Clearly, Professor Ferguson is misunderstood. The petulance, though, is nothing compared to the rage that bubbles over when you get him talking about the press. Somehow, I fear his objectivity may have been clouded by an article in the Daily Mail last year, which gave an eye-popping account of the collapse of his marriage to Sue Douglas, with whom he has three children. Ferguson says that if people can't tell the difference between public and private then they have "some kind of moral problem". Maybe. But, as a historian, can't he see that human behaviour may be of interest, and worthy of record? "Ayaan and I write books, give speeches and have views, and we want to change the world. Since when did 'man falls in love' become a news story? I don't see that it's a story unless the man concerned has said that the institution of marriage is sacred, the marriage vows inviolable, and family values transcend all other considerations – I never said any of them. You can check it out."

Suddenly he seems like a swivel-eyed guest from The Jeremy Kyle Show. The gruff voice sinks a tone, the jaw sets into a battle-ready rictus, and he sets off on a tirade against the mass media, about how dealing with it is a dilemma faced by "any public intellectual" trying to reach a wide audience.

It might surprise Channel 4 to hear him declare it's been a compromise to let them air Civilisation, as he doesn't want to be on the same channel that broadcasts Big Brother, "a programme for which I have nothing but contempt". (In fact Channel 4 dropped Big Brother last summer). And didn't Ferguson once write for the Daily Mail? In fact, wasn't Douglas his editor there when they met?

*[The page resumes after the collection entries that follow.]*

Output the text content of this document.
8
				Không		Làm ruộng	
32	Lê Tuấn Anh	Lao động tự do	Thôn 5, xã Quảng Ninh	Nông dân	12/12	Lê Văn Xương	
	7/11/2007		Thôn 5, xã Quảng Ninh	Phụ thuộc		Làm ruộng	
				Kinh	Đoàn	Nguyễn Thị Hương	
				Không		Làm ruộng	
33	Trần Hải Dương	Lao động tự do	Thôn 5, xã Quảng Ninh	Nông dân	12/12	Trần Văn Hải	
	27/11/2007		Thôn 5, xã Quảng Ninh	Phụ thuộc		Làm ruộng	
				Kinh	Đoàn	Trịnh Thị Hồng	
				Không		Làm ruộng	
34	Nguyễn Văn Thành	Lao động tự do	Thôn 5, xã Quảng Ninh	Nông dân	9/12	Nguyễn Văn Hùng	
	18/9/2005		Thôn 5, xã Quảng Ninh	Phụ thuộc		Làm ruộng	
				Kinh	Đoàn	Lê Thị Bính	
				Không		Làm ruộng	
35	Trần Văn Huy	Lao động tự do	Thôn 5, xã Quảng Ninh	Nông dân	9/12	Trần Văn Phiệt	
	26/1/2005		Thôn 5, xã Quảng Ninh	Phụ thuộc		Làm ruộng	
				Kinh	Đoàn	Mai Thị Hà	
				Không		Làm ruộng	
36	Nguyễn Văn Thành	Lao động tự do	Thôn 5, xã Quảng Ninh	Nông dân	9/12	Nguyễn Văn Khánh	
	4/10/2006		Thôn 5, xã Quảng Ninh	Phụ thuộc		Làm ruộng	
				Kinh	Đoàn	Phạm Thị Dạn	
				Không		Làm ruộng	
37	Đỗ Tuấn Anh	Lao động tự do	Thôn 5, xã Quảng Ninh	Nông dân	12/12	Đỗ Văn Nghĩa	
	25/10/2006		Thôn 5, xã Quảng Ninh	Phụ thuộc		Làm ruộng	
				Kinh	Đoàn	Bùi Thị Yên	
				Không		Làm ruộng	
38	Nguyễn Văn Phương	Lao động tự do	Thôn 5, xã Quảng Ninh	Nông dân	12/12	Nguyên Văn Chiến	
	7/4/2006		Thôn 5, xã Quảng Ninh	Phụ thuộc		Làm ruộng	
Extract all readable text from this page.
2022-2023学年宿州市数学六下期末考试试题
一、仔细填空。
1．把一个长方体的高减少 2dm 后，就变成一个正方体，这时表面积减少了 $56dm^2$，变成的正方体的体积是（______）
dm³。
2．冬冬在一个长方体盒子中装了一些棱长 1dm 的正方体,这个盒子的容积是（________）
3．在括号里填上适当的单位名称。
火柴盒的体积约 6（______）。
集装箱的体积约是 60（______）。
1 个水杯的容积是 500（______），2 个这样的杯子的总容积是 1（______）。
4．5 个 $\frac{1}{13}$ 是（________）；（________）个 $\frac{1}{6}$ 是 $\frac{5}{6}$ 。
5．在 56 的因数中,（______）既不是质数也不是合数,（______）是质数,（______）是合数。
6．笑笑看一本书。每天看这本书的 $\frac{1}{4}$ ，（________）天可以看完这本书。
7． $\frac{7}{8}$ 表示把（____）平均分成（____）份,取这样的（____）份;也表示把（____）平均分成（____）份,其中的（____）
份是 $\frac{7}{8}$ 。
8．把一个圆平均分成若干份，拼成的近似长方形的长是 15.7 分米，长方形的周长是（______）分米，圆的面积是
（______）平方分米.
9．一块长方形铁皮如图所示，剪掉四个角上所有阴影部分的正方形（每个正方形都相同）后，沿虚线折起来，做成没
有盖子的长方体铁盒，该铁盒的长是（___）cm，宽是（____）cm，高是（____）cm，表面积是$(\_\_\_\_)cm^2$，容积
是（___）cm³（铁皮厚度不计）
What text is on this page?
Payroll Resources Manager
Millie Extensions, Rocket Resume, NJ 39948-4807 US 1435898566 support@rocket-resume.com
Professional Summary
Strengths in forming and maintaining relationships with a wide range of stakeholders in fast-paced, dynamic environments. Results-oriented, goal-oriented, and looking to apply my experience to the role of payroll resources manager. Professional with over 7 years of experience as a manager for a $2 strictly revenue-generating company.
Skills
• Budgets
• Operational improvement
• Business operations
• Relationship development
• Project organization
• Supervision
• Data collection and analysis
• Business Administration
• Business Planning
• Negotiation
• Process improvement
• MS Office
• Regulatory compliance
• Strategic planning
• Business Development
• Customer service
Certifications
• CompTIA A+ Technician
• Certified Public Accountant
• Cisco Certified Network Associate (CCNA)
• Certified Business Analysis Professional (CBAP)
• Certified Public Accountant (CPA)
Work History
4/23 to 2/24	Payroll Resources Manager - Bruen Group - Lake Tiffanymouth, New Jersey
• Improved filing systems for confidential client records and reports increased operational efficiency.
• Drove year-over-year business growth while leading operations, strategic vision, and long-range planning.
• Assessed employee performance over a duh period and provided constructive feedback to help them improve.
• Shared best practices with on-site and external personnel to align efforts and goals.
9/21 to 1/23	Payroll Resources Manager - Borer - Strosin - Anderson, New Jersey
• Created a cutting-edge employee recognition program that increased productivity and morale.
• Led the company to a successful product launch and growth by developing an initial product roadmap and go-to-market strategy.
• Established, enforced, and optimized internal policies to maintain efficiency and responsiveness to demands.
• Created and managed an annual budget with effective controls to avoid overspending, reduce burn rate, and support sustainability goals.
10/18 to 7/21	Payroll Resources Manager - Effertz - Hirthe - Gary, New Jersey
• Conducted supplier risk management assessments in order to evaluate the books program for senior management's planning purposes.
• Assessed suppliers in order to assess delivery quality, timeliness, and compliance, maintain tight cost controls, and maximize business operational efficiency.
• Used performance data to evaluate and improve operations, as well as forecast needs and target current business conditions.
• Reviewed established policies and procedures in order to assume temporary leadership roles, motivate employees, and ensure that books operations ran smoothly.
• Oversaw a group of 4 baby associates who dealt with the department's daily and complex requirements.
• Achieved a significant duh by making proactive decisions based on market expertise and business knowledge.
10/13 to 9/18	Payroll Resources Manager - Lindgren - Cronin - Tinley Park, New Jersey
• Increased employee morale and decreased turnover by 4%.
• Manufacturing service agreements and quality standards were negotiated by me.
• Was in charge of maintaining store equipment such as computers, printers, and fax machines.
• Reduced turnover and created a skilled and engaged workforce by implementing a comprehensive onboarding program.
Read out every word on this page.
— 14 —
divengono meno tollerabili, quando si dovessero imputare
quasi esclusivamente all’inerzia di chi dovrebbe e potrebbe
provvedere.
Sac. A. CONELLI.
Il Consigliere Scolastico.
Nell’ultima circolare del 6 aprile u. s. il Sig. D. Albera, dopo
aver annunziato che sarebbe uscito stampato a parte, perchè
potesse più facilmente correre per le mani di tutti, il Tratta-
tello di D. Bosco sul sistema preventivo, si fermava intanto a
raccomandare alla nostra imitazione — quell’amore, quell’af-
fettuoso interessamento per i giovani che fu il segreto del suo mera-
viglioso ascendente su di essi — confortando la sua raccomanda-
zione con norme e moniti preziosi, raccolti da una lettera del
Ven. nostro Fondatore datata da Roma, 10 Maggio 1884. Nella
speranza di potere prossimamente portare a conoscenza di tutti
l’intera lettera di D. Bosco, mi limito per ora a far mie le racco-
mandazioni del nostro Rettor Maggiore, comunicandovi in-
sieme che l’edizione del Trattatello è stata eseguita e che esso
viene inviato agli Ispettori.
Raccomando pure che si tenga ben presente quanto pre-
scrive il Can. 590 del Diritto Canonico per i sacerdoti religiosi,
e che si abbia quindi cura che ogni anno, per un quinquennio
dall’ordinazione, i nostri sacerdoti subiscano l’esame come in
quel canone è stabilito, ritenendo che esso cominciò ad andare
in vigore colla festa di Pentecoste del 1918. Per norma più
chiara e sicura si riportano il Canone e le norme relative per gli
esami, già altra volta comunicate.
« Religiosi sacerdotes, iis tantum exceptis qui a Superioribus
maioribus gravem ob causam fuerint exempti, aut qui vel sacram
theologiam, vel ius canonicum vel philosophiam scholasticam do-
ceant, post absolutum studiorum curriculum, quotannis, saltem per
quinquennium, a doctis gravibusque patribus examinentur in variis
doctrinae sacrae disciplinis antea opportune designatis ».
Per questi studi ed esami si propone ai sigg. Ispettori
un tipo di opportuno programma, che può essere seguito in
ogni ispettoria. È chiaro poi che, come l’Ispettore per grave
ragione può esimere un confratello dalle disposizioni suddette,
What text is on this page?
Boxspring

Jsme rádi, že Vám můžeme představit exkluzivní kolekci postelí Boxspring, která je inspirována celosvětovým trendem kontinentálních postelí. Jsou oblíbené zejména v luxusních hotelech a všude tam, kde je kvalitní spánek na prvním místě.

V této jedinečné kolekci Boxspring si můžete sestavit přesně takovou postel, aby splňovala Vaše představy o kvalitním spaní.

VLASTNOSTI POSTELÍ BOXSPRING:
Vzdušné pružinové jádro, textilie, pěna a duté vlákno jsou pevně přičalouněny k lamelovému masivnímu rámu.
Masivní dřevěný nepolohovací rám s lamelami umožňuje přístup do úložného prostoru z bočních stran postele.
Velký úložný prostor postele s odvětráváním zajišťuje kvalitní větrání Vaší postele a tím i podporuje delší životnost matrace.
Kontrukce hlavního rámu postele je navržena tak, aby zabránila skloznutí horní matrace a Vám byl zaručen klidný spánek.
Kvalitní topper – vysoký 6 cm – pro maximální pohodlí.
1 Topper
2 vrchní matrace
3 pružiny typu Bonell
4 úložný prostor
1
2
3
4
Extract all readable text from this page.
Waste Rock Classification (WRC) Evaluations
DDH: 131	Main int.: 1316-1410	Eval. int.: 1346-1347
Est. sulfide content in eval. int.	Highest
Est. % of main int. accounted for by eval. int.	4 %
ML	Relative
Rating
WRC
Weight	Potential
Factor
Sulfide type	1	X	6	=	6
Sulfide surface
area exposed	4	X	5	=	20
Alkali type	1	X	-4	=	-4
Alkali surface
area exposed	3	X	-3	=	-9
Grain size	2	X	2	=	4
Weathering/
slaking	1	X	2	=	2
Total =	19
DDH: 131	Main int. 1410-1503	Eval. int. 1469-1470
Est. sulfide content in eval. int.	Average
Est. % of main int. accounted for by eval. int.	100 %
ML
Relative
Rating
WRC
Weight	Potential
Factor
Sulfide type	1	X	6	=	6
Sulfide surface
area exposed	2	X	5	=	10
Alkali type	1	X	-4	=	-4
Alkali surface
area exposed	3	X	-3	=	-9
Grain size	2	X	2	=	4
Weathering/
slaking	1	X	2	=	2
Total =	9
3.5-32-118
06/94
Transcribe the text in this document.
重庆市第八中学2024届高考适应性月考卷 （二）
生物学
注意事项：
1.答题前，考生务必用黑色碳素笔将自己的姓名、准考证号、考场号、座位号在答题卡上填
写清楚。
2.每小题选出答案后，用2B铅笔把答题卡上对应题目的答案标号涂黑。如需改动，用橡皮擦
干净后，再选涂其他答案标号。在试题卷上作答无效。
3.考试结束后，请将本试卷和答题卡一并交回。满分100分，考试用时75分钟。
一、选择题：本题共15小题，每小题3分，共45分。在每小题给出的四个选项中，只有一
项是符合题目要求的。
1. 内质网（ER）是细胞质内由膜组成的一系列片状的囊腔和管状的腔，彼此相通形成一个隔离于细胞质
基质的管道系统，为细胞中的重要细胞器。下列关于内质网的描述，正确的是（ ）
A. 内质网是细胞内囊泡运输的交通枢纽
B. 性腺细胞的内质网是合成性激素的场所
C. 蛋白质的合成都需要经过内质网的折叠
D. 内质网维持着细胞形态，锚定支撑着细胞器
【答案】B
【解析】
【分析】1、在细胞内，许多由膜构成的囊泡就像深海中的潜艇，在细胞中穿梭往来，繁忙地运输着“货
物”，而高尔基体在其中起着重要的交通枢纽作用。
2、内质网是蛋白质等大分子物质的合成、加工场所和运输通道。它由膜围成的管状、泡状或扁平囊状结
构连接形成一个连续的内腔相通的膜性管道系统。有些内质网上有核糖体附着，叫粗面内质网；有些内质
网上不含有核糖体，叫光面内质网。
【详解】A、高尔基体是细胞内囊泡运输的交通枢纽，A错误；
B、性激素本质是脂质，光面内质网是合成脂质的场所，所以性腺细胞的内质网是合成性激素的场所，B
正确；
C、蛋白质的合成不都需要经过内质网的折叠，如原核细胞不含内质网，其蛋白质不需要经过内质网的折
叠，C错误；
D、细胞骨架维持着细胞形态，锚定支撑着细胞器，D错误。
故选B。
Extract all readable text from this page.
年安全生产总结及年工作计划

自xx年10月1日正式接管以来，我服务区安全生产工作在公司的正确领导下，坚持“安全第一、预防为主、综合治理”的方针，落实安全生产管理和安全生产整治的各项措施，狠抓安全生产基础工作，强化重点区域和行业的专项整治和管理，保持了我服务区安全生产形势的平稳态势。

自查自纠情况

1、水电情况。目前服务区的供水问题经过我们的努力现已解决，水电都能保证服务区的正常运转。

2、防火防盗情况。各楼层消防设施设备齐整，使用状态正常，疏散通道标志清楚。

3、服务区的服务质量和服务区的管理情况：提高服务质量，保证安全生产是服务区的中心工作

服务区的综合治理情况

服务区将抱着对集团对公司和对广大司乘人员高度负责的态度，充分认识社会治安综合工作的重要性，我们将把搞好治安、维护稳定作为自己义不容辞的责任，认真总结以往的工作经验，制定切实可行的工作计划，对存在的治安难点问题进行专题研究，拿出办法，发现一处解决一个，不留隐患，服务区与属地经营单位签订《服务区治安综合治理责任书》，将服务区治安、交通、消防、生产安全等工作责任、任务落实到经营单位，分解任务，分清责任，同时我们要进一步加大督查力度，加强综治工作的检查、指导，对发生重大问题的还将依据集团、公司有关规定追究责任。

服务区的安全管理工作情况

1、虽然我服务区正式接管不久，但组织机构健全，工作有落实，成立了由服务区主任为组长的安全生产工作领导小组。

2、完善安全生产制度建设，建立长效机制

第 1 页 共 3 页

"I will no longer write for the Daily Mail because they have behaved in a way that I will never forgive," he thunders. "Not only have they pried into my private life but worse: they have publicised the future whereabouts of somebody known to be threatened by Islamists with death, someone who has done more to combat extremist Islam than anyone you can name. I will celebrate the day that newspaper goes out of business."

And who needs the Mail when you've got government ministers such as Michael Gove onside? Ferguson has been invited to advise on the national curriculum review for history. Perhaps they might adopt Civilisation as a textbook, I suggest, half-joking. Ferguson would like nothing more. In fact, he hopes they might use the TV show, too. Books, telly: maybe there'll even be a Niall Ferguson app one day, simple and shiny on the outside, complicated on the inside. Or perhaps that would be just too annoying.